Saturday, August 13, 2016

Oyster

The boxes and bags of my sons' childhood will be hauled away this week. Both have a couple of cartons stowed away in a cupboard but everything else is being carted off to the St. Vincent De Paul Society, not out of any sort of religious fealty but because they'll take anything. I know that both kids will return home but I don't know if it will be for short visits or more extended stays. Nevertheless, all vestiges of “childhood bedroom” are being stripped away and the space is being converted for the comfort of paying guests. Our first is a 19 year old Korean girl who arrives next week.

Not to be judgmental, but the priorities of a twenty-three year old are very different than those of his parents. To be fair, lists have been made and packing started well in advance but there have been last meals in restaurants all over town and visits with friends, but, the boy is leaving without a fully operating phone. No job applications have been submitted despite a number of positions that I've found which sound promising. I confess to having poured over job boards, as I worry that he'll run out of money, and know that it won't be easy to find something that he likes as much as the one from which he just resigned. I am also very hands on with the packing and while the employment suggestions are ignored, I am called upon to assist with the departure arrangements. The little Toyota is jam packed and a giant canvas bag full of vacuum compressed clothing and larded with pairs of tiny shoes is ratcheted to the roof. The departure is delayed by 24 hours as there are still errands to run. I admit that my first thought at learning about the schedule change is that I have one less day to clean and repurpose the room. Also, as what became the penultimate night celebration involved several quarts of bourbon so I expect no early risers and I write this in a rather foggy state myself.

We gather for the last Shabbat we'll have together for a while, with a handful of the kids' friends and their parents. At first, like in the olden days, the kids cluster together, separate from the old farts. When we come to the table though I realize that while they haven't learned as much from experience as I have, they are adults and hold their own with bon mot and trenchant observation. Funny that it takes seeing them interact with other “grown ups” to realize how grown up they've become.

One of the sacrifices of moving half way across the country in a little car is that Number One Son has to leave the film books and items of furniture that he inherits from Richard. The surrogate dad stayed with the kids when we traveled and was always the emergency contact for the whole family. It's eight months now since his death and I am surprised at how fresh the wound remains. His empty place at the table is glaring and when guests start to reminisce, Number One Son breaks up and has to leave the room. My impulse is to run to comfort him but I stop myself and he returns, composed, a few minutes later. He is capable, now I see, of self soothing.

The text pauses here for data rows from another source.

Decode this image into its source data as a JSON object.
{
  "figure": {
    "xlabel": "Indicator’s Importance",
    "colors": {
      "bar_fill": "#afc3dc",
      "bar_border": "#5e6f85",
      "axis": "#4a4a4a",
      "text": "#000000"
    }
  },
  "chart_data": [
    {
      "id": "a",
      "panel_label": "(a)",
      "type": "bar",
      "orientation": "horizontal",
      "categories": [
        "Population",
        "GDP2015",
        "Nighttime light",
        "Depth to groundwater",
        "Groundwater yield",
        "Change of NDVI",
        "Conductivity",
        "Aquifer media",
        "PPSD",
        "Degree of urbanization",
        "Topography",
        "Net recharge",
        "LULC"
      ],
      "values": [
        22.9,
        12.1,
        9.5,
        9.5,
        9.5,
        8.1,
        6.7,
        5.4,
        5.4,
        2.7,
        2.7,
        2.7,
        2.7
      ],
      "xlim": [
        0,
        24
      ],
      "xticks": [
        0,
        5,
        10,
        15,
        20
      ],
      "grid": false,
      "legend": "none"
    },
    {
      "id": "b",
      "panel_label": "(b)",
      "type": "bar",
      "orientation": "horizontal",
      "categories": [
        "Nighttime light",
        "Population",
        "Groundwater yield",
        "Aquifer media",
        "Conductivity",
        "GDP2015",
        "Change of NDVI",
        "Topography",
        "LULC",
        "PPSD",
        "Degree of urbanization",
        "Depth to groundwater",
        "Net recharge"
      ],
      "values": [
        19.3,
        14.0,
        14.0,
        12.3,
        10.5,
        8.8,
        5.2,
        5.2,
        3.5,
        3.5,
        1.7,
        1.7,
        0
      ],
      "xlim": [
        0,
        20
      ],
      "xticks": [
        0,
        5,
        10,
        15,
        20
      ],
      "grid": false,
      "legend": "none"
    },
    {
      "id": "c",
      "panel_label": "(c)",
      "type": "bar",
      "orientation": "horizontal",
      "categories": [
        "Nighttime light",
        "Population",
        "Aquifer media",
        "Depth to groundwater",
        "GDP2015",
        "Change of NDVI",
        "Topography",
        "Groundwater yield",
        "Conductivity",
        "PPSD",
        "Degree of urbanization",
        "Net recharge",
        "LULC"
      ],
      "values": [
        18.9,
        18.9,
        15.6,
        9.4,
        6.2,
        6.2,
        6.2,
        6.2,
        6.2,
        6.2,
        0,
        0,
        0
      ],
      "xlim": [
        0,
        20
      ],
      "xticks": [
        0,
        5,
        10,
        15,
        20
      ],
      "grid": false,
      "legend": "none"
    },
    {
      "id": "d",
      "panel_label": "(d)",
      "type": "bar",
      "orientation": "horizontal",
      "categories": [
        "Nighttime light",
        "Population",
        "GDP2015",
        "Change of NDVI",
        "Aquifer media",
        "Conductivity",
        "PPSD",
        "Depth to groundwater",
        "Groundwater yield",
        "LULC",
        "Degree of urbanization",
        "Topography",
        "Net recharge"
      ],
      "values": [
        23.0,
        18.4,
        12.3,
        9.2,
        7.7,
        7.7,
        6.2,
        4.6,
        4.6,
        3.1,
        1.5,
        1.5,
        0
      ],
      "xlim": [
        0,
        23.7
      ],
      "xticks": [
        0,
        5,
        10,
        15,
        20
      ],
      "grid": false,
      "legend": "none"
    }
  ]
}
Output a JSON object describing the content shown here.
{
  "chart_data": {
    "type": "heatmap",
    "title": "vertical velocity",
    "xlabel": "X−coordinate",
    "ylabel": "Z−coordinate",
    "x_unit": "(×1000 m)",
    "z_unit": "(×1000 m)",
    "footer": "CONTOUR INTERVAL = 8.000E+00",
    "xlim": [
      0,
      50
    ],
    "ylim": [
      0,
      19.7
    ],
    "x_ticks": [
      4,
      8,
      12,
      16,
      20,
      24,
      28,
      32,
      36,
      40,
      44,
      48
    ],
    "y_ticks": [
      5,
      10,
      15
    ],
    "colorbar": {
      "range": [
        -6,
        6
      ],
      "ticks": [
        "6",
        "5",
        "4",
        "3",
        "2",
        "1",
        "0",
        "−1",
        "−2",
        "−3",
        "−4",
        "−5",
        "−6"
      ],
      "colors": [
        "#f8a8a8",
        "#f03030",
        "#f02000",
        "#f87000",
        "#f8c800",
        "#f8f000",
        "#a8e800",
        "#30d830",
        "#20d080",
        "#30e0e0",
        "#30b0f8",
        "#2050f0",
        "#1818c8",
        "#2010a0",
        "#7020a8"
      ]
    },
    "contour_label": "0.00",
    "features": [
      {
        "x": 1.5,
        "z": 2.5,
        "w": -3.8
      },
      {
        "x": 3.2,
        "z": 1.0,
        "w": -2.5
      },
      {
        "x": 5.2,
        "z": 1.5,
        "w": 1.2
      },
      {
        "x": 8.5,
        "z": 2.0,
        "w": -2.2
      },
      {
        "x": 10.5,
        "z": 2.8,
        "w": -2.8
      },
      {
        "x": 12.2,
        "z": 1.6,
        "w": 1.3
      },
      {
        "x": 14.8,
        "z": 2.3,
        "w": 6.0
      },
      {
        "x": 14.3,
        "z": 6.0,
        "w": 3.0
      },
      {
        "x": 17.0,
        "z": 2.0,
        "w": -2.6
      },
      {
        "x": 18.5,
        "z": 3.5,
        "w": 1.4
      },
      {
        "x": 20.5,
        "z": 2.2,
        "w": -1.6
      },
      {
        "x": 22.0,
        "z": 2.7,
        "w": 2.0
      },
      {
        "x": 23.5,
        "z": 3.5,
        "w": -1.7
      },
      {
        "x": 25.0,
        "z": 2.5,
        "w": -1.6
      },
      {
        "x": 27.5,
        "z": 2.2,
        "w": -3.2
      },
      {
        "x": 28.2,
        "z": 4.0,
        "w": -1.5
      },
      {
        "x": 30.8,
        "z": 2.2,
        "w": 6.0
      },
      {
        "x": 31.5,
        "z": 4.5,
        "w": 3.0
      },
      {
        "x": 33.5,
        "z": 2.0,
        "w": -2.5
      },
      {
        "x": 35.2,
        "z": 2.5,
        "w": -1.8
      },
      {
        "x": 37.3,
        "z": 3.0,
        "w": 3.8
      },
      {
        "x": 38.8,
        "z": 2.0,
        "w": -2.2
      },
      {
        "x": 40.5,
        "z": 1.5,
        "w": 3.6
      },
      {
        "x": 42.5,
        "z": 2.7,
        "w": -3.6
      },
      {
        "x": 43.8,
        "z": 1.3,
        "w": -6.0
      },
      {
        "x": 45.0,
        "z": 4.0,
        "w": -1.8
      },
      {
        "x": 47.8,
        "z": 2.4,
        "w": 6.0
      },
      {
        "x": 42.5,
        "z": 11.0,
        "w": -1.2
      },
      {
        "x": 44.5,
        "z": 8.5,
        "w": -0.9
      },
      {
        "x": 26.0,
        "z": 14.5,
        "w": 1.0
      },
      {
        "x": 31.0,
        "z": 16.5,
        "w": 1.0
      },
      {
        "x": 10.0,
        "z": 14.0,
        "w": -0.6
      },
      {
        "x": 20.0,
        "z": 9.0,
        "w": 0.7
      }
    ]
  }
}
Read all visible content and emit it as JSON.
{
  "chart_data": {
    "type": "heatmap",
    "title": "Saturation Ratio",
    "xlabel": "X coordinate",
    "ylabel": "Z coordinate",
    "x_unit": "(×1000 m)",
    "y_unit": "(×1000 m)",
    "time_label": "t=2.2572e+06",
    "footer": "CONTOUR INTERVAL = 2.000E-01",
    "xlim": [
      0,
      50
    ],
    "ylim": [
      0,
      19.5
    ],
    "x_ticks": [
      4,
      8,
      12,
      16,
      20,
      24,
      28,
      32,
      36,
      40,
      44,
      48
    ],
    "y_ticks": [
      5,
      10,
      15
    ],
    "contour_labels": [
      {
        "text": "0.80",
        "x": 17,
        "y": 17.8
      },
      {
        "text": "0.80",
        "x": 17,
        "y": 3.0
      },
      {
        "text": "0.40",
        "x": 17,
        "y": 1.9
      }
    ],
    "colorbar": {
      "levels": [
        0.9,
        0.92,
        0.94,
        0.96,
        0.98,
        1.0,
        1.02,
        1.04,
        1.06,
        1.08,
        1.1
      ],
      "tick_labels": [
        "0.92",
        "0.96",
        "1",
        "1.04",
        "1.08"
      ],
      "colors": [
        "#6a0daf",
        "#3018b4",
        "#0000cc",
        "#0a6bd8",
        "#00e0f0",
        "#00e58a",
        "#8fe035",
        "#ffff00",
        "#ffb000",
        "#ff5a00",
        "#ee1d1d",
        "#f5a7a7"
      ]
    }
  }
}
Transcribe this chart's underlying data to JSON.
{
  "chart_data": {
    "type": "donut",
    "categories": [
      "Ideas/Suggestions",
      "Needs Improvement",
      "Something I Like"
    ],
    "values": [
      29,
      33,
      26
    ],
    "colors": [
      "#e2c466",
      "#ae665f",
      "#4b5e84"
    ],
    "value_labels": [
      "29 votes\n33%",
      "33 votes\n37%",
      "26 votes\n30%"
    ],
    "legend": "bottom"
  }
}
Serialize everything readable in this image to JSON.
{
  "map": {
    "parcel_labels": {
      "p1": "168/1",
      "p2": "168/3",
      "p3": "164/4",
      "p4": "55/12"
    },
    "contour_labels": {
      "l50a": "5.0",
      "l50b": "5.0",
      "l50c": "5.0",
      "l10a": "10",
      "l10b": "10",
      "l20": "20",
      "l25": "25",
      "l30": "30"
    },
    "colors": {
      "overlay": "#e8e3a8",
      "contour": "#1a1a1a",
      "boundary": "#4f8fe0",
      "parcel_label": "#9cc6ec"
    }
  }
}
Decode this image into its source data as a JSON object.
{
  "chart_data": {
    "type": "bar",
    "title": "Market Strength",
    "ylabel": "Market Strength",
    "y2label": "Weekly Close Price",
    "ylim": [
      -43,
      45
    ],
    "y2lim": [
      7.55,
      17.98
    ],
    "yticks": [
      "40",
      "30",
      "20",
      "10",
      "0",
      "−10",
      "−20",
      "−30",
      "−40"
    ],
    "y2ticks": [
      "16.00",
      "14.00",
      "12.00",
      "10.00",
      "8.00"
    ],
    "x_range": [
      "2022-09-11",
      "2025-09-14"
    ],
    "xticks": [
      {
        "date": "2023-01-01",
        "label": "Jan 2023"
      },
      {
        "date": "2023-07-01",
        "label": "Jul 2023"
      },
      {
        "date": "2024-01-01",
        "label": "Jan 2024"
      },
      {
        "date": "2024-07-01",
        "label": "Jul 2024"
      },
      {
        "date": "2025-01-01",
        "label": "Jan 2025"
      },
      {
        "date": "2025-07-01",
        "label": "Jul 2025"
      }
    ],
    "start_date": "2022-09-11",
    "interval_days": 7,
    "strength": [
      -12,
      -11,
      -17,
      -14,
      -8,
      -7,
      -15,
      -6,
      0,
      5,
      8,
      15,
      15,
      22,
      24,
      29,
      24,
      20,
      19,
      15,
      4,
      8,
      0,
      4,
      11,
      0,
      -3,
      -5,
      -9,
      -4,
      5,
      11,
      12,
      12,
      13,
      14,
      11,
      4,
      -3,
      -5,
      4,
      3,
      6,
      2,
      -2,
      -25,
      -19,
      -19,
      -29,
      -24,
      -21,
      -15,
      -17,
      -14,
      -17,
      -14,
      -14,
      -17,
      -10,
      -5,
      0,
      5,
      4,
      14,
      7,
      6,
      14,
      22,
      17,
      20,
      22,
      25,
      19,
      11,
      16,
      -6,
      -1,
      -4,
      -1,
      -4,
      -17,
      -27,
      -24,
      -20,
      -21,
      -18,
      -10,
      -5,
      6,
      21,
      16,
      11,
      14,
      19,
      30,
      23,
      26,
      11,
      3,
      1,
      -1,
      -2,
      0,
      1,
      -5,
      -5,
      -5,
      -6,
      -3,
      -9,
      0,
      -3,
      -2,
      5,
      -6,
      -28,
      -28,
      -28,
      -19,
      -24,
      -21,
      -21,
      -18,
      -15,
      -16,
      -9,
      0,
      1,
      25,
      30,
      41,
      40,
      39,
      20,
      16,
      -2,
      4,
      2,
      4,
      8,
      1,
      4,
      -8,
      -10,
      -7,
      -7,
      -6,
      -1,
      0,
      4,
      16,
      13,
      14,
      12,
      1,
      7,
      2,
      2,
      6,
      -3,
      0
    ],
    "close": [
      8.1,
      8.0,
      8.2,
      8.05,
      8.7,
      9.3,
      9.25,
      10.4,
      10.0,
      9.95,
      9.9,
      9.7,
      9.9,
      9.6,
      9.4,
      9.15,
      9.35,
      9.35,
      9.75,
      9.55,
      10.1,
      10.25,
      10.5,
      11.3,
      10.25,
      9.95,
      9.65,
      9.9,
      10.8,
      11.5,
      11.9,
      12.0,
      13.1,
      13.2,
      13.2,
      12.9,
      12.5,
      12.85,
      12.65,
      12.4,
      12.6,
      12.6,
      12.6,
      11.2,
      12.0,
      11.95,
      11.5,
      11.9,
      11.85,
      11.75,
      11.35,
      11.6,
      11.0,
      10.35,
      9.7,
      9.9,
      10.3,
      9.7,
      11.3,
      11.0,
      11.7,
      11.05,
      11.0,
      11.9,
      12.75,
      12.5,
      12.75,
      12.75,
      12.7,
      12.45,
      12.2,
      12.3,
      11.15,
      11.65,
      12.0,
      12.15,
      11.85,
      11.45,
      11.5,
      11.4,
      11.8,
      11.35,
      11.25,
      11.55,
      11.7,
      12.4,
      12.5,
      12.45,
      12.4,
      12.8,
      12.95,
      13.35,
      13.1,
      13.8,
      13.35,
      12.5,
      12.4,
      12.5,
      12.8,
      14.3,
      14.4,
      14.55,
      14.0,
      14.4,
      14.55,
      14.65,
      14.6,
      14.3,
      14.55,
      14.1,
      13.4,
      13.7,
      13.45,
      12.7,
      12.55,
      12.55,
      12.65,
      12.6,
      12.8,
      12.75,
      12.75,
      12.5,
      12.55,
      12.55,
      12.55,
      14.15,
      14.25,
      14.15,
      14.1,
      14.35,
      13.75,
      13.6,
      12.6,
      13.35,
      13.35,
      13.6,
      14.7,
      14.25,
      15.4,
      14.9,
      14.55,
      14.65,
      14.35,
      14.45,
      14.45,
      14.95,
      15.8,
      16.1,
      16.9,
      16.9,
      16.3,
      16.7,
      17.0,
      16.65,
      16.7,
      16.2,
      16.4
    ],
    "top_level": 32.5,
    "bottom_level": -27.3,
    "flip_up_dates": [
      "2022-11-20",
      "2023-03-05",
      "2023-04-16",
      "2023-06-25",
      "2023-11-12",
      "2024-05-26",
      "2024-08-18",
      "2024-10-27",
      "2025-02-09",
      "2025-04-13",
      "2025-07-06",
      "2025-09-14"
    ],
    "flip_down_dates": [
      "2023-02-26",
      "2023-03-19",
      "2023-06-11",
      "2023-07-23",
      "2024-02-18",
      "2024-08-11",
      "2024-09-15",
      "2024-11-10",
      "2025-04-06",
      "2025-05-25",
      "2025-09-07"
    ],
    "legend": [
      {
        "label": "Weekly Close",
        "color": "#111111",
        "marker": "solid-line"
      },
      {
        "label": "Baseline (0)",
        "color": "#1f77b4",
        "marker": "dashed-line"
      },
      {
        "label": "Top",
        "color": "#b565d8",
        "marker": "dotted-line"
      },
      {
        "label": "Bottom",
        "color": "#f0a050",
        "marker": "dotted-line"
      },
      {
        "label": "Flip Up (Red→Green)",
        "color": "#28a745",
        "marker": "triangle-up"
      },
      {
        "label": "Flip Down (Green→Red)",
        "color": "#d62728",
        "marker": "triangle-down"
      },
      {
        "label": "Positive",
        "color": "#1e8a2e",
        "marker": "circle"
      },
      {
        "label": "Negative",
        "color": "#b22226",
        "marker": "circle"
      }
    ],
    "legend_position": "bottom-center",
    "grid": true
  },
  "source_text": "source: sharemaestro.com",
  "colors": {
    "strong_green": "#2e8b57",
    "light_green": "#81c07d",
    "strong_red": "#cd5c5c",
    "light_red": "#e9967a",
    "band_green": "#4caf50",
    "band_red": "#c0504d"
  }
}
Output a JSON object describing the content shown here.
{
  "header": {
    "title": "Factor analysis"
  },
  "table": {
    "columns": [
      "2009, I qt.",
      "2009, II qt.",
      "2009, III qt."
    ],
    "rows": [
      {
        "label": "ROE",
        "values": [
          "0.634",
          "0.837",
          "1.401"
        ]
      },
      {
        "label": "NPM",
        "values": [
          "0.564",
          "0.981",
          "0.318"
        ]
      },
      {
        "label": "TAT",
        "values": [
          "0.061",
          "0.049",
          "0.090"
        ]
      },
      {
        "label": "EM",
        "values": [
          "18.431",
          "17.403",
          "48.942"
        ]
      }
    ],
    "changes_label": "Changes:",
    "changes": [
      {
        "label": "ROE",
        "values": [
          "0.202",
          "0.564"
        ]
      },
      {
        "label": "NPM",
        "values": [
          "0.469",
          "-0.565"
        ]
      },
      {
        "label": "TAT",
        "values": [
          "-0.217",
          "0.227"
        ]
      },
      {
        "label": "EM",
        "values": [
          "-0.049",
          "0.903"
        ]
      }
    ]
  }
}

The older among us disseminate a lot of advice for the trip. “Drive SLOWLY. You're carrying a lot of weight.” We warn the kids about unscrupulous mechanics and speed traps. I remind him that he has an upgraded Auto Club membership with a big towing range. He says, “I lost my card.” All of the old folks at the table are aghast. I am slack jawed myself until the boy reveals that the card is safe in his wallet and that he's just fucking with me. Even though he has the AAA card I will be on edge until they reach Chicago. And after. My mom was always wracked with worry about me. It made my angry because I thought that she perceived me as incompetent. Now I see that this maternal love thing may be habit forming. I don't (for the most part) doubt the boy's competence but having lived for nearly six decades I have a large accretion of bad experiences. The boy is smart but just by virtue of having spent fewer days on the planet I know how vulnerable he is.

The kids mark their stops on a map. The UFO Museum in Roswell. The neon signs of Route 66. Carlsbad Caverns. Precious Memories. Furnishings are being ordered for their Chicago apartment. I would do things differently but the conservatism that comes with age means that for me there will be no more great adventures. Just maybe some little ones. For the kids, the road awaits. I am demoted from my managerial position to mere consultant. I try to tamp down the the fretting born of wisdom. I often wish that I'd known in my twenties what I know now but in fact I would never trade away that ebullient optimism. Tomorrow the kids set out to invent their lives. And here at Casamurphy, we begin to reinvent our own.

2 comments:

RR said...

Richard was your true brother, a soulmate brother. So touching to read how Leo reacted to hearing stories about Richard. Leo will reach out (and maybe more than you think) when he reaches CHI and the move hits him full force. He is young enough to think things will fall into place. They may, they may not--he made this choice and will learn from this path he is taking. All will unfold as meant. He knows you both are great sources for advice and help too. Empty nesting sucks though, it is a roller coaster ride psychically. Hang in there, both of you. XX

Mary Jane Robiony-Rogers said...

Love your blog. Thanks for the wonderful writing.